Highlights & Insights¶

Significant dataset contribution: SpaVis-6M is the largest Visium spatial transcriptomics dataset to date, covering 35 organs, 1,982 sections, and 262 datasets/publications, representing an important community resource.
Elegance of gene tokenization: Replacing normalized numerical values with rank-based ordering addresses batch effects and data sparsity simultaneously in a single design choice, and interfaces naturally with BERT's sequence paradigm.
Practical two-stage strategy: The gene encoder is pretrained on 5.75 million unpaired samples, while the alignment stage requires only 700K paired samples, substantially reducing reliance on expensive paired data.
Pretext Token design: A single learnable token enables the same visual encoder to switch between patch and region processing modes, avoiding the overhead of maintaining two separate encoders.

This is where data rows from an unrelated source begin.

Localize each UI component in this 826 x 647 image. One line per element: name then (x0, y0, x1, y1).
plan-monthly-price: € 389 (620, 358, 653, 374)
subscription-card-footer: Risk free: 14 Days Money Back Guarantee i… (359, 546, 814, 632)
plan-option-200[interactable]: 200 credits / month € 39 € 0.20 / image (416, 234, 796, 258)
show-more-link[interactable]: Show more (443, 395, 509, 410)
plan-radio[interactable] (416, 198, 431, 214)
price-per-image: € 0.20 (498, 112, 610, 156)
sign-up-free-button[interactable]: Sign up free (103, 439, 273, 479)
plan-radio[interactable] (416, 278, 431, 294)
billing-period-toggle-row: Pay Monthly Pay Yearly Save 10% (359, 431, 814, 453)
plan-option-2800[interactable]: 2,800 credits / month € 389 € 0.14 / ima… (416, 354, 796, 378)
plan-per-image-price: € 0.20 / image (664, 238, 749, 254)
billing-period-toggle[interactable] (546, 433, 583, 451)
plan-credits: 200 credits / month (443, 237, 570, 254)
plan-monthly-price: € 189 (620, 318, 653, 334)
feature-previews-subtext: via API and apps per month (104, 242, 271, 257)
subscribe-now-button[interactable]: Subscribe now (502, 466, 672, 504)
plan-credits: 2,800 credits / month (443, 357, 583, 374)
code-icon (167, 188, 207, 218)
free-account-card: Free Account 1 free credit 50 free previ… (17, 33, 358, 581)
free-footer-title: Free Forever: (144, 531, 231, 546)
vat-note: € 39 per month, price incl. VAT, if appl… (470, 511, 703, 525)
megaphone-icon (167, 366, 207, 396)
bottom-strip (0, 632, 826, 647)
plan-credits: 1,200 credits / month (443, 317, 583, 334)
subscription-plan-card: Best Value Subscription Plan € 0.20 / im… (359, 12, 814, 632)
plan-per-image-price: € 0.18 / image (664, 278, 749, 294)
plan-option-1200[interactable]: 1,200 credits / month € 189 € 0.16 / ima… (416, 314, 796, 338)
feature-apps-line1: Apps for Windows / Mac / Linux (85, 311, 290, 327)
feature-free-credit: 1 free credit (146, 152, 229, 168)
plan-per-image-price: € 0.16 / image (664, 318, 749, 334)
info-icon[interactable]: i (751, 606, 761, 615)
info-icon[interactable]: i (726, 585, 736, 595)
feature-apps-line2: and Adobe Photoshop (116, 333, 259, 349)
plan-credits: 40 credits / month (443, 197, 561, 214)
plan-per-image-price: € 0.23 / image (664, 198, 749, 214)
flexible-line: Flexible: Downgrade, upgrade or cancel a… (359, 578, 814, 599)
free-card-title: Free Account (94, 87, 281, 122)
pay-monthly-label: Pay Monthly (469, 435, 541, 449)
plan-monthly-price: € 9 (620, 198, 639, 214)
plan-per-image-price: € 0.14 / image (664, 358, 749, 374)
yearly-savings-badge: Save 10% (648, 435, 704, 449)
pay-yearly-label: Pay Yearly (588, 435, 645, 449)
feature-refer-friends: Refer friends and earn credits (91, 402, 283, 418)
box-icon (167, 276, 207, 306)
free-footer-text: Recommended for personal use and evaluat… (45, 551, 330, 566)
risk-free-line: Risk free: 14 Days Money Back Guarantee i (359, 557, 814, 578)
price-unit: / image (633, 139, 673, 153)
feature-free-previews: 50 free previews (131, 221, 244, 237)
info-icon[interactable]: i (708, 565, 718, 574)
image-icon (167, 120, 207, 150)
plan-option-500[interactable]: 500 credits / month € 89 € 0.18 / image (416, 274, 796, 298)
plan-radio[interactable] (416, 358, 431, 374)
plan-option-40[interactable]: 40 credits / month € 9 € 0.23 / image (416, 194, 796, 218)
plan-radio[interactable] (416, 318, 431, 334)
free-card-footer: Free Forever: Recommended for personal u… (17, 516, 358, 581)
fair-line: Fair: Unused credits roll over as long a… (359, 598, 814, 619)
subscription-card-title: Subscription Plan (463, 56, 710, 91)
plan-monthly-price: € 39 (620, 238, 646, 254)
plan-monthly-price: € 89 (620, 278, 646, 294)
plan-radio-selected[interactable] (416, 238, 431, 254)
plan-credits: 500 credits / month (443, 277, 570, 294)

Limitations & Future Work¶

Resolution constraints: The 55 μm resolution of 10X Visium corresponds to multiple cells, precluding sub-cellular precision and potentially limiting the capture of single-cell-level heterogeneity.
Restricted to pathology images: The framework focuses exclusively on H&E-stained sections and does not explore other imaging modalities such as IHC or fluorescence staining.
Limited depth of downstream task evaluation: Although four task types are covered, the framework has not been validated on the most clinically relevant tasks such as clinical prognosis prediction or treatment response prediction.
Lack of comparison with newer visual backbones: UNI (ViT-L/16) is used as the visual backbone, with no comparison against results obtained using more recent models such as Virchow2 or Hoptimus0 as the backbone.
Insufficient discussion of training costs: The total compute required for 5.75M-sample gene pretraining combined with 700K-sample alignment training is not reported.

vs. TANGLE (Jaume et al., 2024): TANGLE uses bulk RNA-seq to guide WSI representation learning, capturing only patient-level information. Stamp uses spatial transcriptomics to preserve spatial heterogeneity and performs spot-level rather than WSI-level alignment.
vs. CONCH (Lu et al., 2024): CONCH aligns images with text (1.17M pairs), but text lacks molecular specificity. Stamp replaces text supervision with gene expression, improving ARI on DLPFC from 0.124 to 0.342.
vs. OmiCLIP (Chen et al., 2025): OmiCLIP converts gene features into text sentences before alignment, introducing indirection and information loss. Stamp aligns genes and images directly in embedding space, achieving greater efficiency.

Rating¶

Novelty: ⭐⭐⭐⭐ First large-scale spatial transcriptomics–pathology image multimodal pretraining framework; spatially-aware design is innovative.
Experimental Thoroughness: ⭐⭐⭐⭐⭐ Six datasets, four task types, multiple evaluation metrics, comprehensive ablation studies and comparisons.
Writing Quality: ⭐⭐⭐⭐ Framework is clearly presented with detailed descriptions of data and methods; notation and equations are somewhat dense.
Value: ⭐⭐⭐⭐⭐ Both the dataset and the method make important contributions, potentially advancing computational pathology from image-text alignment toward a new paradigm of image-gene alignment.